CWE:95, NIST.SP.800-53, OWASP:2021:A3, PCI-DSS:6.5.1

Description

Improper neutralization of directives in dynamically evaluated code ('Eval Injection').

Code Injection vulnerabilities occur when an application dynamically executes code containing untrusted input from users.

Rationale

Functions like eval(), setInterval or the Function constructor allow to execute arbitrary JavaScript code passed as a string:

const express = require('express');
const app = express();

app.get('/code_injection', (req, res)  => {
    let operationId = req.query.operation
    // Dynamic execution of unvalidated user-controlled code
    eval( `run_${operationId}()` ) // FLAW
    res.send("Operation " + operationId + " executed")
});

In the example above, an attacker can choose arbitrary code injected in the 'operation' query parameter, so instead of running any run_<operation>() function, the attacker can use delimiters like ';' or '&&' to run unintended JavaScript code, e.g. with operation=validOp(); evil_code //.

Remediation

To mitigate Code Injection vulnerabilities, follow these best practices:

  1. Avoid Dynamic Code Execution: Where possible, avoid using dynamic script execution or reflection with untrusted input.

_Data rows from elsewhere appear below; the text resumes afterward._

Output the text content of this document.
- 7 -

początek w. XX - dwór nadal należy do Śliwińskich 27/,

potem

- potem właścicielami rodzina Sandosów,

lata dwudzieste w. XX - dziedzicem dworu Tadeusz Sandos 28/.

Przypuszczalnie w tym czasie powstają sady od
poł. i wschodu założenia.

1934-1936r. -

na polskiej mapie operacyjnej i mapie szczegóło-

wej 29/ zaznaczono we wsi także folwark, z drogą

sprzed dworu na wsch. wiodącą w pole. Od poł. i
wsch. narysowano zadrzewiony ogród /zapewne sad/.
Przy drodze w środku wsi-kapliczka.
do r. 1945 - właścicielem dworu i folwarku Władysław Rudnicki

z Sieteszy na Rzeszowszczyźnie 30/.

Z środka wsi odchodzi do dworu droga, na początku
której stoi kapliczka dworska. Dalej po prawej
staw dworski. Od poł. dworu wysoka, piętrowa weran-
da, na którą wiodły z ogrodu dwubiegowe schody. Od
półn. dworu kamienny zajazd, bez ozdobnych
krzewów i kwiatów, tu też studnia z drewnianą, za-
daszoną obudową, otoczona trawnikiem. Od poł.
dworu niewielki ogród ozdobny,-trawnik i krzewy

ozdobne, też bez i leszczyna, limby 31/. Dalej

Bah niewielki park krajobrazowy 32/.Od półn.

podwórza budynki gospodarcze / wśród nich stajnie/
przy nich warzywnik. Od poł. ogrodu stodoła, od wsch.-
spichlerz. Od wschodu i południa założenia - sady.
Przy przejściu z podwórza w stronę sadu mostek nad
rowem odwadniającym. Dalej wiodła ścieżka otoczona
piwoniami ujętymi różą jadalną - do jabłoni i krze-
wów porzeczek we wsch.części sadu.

  2. Input Validation and Sanitization: Assume all input is potentially malicious. Rigorously validate all user inputs to confirm they adhere to expected formats, and sanitize them (a whitelisting approach is recommended) to remove potentially harmful content.

  3. Canonicalization: Decode and canonicalize inputs to a standard internal representation before validation. This helps prevent bypassing input filters through encoding tricks

In the example above, eval could be used, but with a strict whitelist of the commands allowed:

const express = require('express');
const app = express();

// Whitelisting valid operations
app.get('/code_injection_fixed', (req, res) => {
    let operationId = req.query.operationId || ''
    // FIXED
    if( operationId.matches(/^(create|remove|update)$/i) ) {
      eval( `run_${operationId}()` )
      res.send("Operation " + operationId + " executed")

    } else {
      res.send("Invalid operation")
    }
});

Configuration

The detector has the following configurable parameters:

  • sources, that indicates the source kinds to check.

  • neutralizations, that indicates the neutralization kinds to check.

Unless you need to change the default behavior, you typically do not need to configure this detector.